When discussing street photography, locations like New York City or Los Angeles probably spring to mind. A less obvious setting is that icon of late 20th-century capitalism: the shopping mall. Stephen DiRado roved the halls of his local mall in the ’80s and captured stunning portraits of the denizens within.
Many of DiRado’s photos have a candid, spontaneous feel to them, but stand in heavy contrast to the iconic milieux that we all identify as ‘street photography’. Those like Garry Winogrand and Joel Meyerowitz focused on urban centres, but there is a public to be documented in many other contexts, and DiRado’s series is a perfect example of that. In actuality, he befriended many of his subjects beforehand, and sometimes only went on to take a picture after a long conversation. The process was further slowed down as a result of his equipment: a tripod mounted large format camera and strobe.

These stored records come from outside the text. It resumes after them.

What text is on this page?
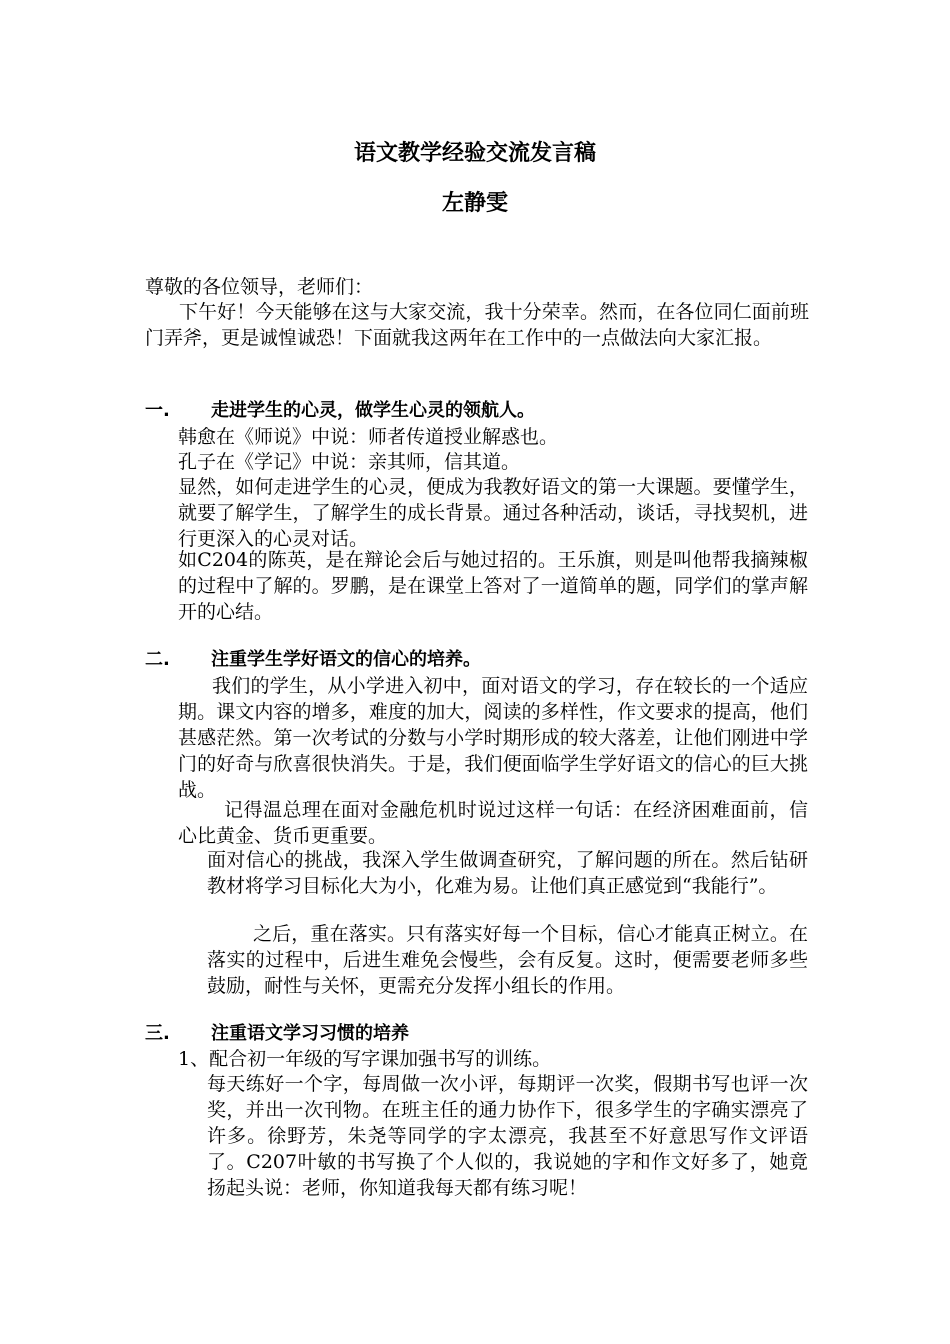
语文教学经验交流发言稿
左静雯
尊敬的各位领导，老师们：

下午好！今天能够在这与大家交流，我十分荣幸。然而，在各位同仁面前班门弄斧，更是诚惶诚恐！下面就我这两年在工作中的一点做法向大家汇报。

一. 走进学生的心灵，做学生心灵的领航人。
韩愈在《师说》中说：师者传道授业解惑也。
孔子在《学记》中说：亲其师，信其道。

显然，如何走进学生的心灵，便成为我教好语文的第一大课题。要懂学生，就要了解学生，了解学生的成长背景。通过各种活动，谈话，寻找契机，进行更深入的心灵对话。

如C204的陈英，是在辩论会后与她过招的。王乐旗，则是叫他帮我摘辣椒的过程中了解的。罗鹏，是在课堂上答对了一道简单的题，同学们的掌声解开的心结。

二. 注重学生学好语文的信心的培养。

我们的学生，从小学进入初中，面对语文的学习，存在较长的一个适应期。课文内容的增多，难度的加大，阅读的多样性，作文要求的提高，他们甚感茫然。第一次考试的分数与小学时期形成的较大落差，让他们刚进中学门的好奇与欣喜很快消失。于是，我们便面临学生学好语文的信心的巨大挑战。

记得温总理在面对金融危机时说过这样一句话：在经济困难面前，信心比黄金、货币更重要。

面对信心的挑战，我深入学生做调查研究，了解问题的所在。然后钻研教材将学习目标化大为小，化难为易。让他们真正感觉到“我能行”。

之后，重在落实。只有落实好每一个目标，信心才能真正树立。在落实的过程中，后进生难免会慢些，会有反复。这时，便需要老师多些鼓励，耐性与关怀，更需充分发挥小组长的作用。

三. 注重语文学习习惯的培养
1、配合初一年级的写字课加强书写的训练。

每天练好一个字，每周做一次小评，每期评一次奖，假期书写也评一次奖，并出一次刊物。在班主任的通力协作下，很多学生的字确实漂亮了许多。徐野芳，朱尧等同学的字太漂亮，我甚至不好意思写作文评语了。C207叶敏的书写换了个人似的，我说她的字和作文好多了，她竟扬起头说：老师，你知道我每天都有练习呢！
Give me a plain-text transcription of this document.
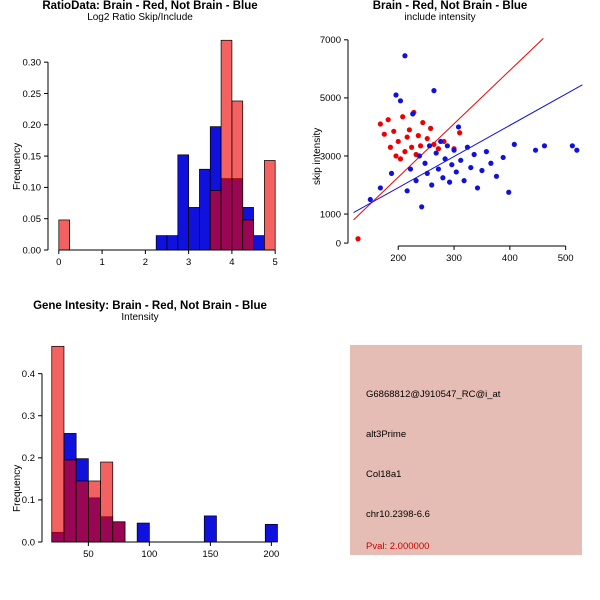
RatioData: Brain - Red, Not Brain - Blue
0	1	2	3	4	5
0.00
0.05
0.10
0.15
0.20
0.25
0.30
Log2 Ratio Skip/Include
Frequency
Brain - Red, Not Brain - Blue
200	300	400	500
0
1000
3000
5000
7000
include intensity
skip intensity
Gene Intesity: Brain - Red, Not Brain - Blue
50	100	150	200
0.0
0.1
0.2
0.3
0.4
Intensity
Frequency
G6868812@J910547_RC@i_at
alt3Prime
Col18a1
chr10.2398-6.6
Pval: 2.000000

The photos have a sterile, almost haunting quality shaped by the direct light of DiRado’s flash. His subjects often appear sullen or lonesome among the surrounding mall architecture that is recognisable to anyone raised in an American suburb. Of course, your memories may be a bit more cheery than how the mall is portrayed in this series. Despite the fact that to some, malls are endemic of a soulless consumer society, they were also the playgrounds for countless rebellious adolescents and even community meeting places.
Whatever your feeling toward indoor malls, they are largely a fading relic, and DiRado’s series is a wonderful document of an iconic cultural phenomenon. You can check out much more of his work here. [Feature Shoot]
Photographer Stephen DiRado primarily and relentlessly documents his family, friends and every day acquaintances. His work is in public and private collections worldwide and can be found in publications beyond the US in such diverse places as Australia, Russia, Germany and Great Britain. DiRado has received six highly prized fellowships, most recently a 2012 John Simon Guggenheim. He is also a Professor of Practice in Photography in the Studio Arts, Visual and Performing Arts, Clark University, Worcester, MA, USA.